`<wa-popover>` のビューポート端マージンをShift Paddingで置き換え
<wa-popover> において、ビューポート端の余白を確保するために使用していたカスタムCSSマージンが shift-padding 属性に置き換えられ、top/bottom-start および top/bottom-end 配置でのポップオーバーとアロー位置ズレのリグレッションが修正されました。
背景
#2379 のモバイル対応修正において、ポップオーバーがビューポート端に近いときに視覚的な余白を確保するため、.body 要素に margin-inline / margin-block を用いたカスタムスタイルが導入されていました。しかし、このアプローチがリグレッションを引き起こしました。top/bottom-start や top/bottom-end のような斜め配置では、余白のためにずらされた .body の位置とアロー(▲)の位置がFloating UI内部で独立して計算されるため、両者が視覚的に乖離する問題が生じていました。
このリグレッションは、#2379のコメント で報告されており、本PRはその修正として作成されています。
技術的な変更
カスタムCSSマージンを削除し、Floating UIが提供する shift-padding 属性を用いてポップオーバーのシフト量を制御するように変更されました。

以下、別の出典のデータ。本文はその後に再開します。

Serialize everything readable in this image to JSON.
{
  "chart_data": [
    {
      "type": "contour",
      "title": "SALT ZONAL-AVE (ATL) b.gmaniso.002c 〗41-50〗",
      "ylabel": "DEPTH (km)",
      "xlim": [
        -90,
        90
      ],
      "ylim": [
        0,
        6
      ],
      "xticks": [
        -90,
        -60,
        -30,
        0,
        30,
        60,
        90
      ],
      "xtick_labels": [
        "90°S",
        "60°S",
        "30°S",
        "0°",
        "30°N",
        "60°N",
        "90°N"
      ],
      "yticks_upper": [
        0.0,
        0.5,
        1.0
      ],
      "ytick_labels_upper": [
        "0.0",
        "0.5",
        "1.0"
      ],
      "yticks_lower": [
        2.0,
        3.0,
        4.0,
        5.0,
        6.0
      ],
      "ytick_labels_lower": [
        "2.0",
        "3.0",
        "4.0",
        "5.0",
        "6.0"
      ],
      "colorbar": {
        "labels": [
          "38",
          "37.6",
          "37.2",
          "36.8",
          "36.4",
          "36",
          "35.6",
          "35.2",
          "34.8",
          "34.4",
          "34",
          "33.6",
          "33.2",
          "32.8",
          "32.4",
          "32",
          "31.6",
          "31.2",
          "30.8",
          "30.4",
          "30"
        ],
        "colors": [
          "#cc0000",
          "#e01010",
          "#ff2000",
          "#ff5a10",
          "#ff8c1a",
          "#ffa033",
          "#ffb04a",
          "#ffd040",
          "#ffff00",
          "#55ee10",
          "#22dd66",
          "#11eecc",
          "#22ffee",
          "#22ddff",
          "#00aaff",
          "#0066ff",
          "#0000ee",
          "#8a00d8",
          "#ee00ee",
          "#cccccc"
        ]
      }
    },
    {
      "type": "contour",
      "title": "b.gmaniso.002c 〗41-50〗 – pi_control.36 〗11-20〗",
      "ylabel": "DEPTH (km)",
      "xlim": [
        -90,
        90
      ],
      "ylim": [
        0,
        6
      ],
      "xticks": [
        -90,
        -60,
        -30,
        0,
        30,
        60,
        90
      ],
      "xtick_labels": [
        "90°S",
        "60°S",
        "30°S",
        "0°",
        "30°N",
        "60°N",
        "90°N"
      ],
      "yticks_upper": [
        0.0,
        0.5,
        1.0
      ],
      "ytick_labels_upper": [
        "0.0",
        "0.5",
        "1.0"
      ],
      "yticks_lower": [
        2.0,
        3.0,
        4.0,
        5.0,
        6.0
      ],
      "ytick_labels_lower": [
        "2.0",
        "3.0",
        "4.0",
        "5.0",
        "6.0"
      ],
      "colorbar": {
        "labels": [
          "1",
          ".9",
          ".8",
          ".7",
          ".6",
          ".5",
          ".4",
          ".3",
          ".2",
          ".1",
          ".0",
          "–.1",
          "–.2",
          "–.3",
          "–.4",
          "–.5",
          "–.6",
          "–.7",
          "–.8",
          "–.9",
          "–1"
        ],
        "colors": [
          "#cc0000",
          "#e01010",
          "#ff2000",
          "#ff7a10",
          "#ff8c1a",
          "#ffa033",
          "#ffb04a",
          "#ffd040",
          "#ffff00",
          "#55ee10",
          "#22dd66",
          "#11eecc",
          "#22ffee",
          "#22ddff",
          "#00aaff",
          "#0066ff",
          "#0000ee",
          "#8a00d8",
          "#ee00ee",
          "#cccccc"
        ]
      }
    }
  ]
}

popover.styles.ts では、配置軸ごとに max-width / max-height と margin-inline / margin-block を設定していた13行のCSSルールセットが丸ごと削除されています。
変更前:
/* Reserve a small visual gap between the popover and the viewport edge on the axis where the popup can shift. */
.popover[data-current-placement^='top'] .body,
.popover[data-current-placement^='bottom'] .body {
max-width: min(var(--max-width), 100vw - (var(--wa-space-m) * 2));
margin-inline: var(--wa-space-m);
}
.popover[data-current-placement^='left'] .body,
.popover[data-current-placement^='right'] .body {
max-height: calc(100vh - (var(--wa-space-m) * 2));
margin-block: var(--wa-space-m);
}
変更後: (当該ルールセットを削除)
一方 popover.ts では、<wa-popup> コンポーネントへの属性として shift-padding="8" が1行追加されています。
変更後:
skidding=${this.skidding}
flip
shift
shift-padding="8"
?arrow=${!this.withoutArrow}
.anchor=${this.anchor}
shift はFloating UIのミドルウェアで、ポップオーバーがビューポートからはみ出さないように要素全体をシフトする処理です。shift-padding はそのシフト計算に使われるビューポート端からの余白値(px)を指定します。これによりシフト計算とアロー位置計算がFloating UIの内部で一貫して行われ、両者がずれなくなります。
設計判断
CSSによる見た目上の制約ではなく、レイアウトエンジン側へのパラメータ渡しという方向で問題が解決されました。
旧来のCSSアプローチは、.body に margin を加えることで視覚的な余白を表現していました。しかしこの手法では、Floating UIがアローの位置を .body の位置とは独立して算出するため、「見た目のポップオーバー位置」と「アローが指す位置」が一致しないという根本的な矛盾が生じます。shift-padding を使えば、シフトの計算時点でビューポート端の余白がFloating UIに伝わるため、アロー位置も含めてレイアウトが整合します。CSS変数(--wa-space-m)を使った動的な幅計算も不要になり、スタイル定義がシンプルになる利点もあります。
まとめ
この修正は、「CSSでレイアウトを調整する」から「レイアウトエンジンに正しい制約を渡す」への設計修正です。Floating UIが提供する shift-padding を正しく活用することで、ポップオーバーとアローの整合性をフレームワーク側に委ね、手動のCSSハックを排除しています。